A while ago, I wrote an entry about the 10 signs for “slow driver ahead.” While not the most popular thing I’ve ever scribbled, it was nonetheless a favorite of a co-worker whose SMP codename is Skipper. Skipper and Mr. Skipper live in the hinterlands outside of Raleigh, NC, and they both know what it’s like to get stuck behind a pokey driver.
After that entry, I really started to examine every bumper sticker on the cars in front of me, always trying to find more signs of bad or mentally inept drivers. But, there are so many bad drivers, and it’s so damn hard to be perfect all the time (which is really a separate issue, but it sorta had to be said here), it got to be an immense task.
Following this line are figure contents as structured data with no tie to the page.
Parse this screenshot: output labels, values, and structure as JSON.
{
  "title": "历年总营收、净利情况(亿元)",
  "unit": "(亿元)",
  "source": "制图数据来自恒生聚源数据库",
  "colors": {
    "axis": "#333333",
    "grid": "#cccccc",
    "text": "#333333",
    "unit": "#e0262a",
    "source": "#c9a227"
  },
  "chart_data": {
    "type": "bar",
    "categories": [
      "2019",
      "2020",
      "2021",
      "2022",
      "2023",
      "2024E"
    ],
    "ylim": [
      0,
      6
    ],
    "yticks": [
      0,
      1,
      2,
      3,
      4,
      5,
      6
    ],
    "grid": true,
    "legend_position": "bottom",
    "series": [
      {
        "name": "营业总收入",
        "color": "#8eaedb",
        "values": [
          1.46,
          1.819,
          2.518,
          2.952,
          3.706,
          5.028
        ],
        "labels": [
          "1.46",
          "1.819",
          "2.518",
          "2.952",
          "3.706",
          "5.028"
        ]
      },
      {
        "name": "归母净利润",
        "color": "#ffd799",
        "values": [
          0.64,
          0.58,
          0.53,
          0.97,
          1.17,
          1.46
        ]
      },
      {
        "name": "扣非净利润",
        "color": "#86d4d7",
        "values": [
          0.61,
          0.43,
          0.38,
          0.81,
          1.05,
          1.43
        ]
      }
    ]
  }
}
[A sidenote about bumper stickers. I've never understood why people need to advertise their political beliefs, their children's accomplishments, the number and order of children in the family, what type of sports their kids play, etc. If anything, the people behind you probably don't care a whit about any of those things. They just want you to move along so they can get off the damn road. If you heart chihuahuas, then good for you. What bumper stickers and decals do for me, in fact, is the opposite of their intended effect. If somebody is sporting a sticker for a platform, organization or ideology that I don't support, I will believe that they're driving worse than they probably are. Here's a good example... in February 2009, I got behind a Hummer H2 with these bumper stickers. "Drill, baby, drill" and "Impeach Obama." Now, to have the second bumper sticker within a month of inauguration... that's just bold. The first one, plus the size of the car, just pissed me off from an economic and ecological standpoint. After they pulled out in front of me in a 45 mph zone and did 35 for a half-mile before turning off in front of me, I had screamed myself hoarse. Wasn't proud of it, though.]
OK, rant over. Since I’m always studying bumper stickers, I’ve started to catalog a few that aren’t necessarily signs of bad drivers… but are just completely confusing. The best example recently was a decal on the back of a Jeep Wranger that said, “Jesus didn’t tap.” I read it several times just to make sure I wasn’t misreading it – after all, it was early in the a.m. on the way to work. But no, the guy in front of me wanted to know that at some point, Jesus didn’t tap. But what did that mean?
I came up with three options:
- Jesus does not support, participate in or endorse tap dancing. Perhaps it’s some connotation between the performing arts and the gay community. I dunno, but you can bet Jerry Falwell would agree.
- It’s Jesus in the Anglo pronunciation, but Jesus used as a first name. So, “Hey-seuss” may have been some sort of Mexican wrestler who refused to give in. OK, less plausible.
- Jesus didn’t tap out while on the cross, or maybe throughout his life. The cross part doesn’t make sense, because, you know, he was hung by his hands and feet, and tapping the mat would have been pretty difficult. The second part… maybe I get it. Maybe.
Turns out, a quick Google search told me that the third option is right. The phrase comes from is “a Christian brand of mixed martial arts (MMA) clothing.” Wow. I’ll just let that sink in for a few minutes. Because when you think of two guys pummeling the crap out of each other to the delight of a frothing mass of fight fans, I’m assuming they’re also thinking one thing and one thing only: WWJD.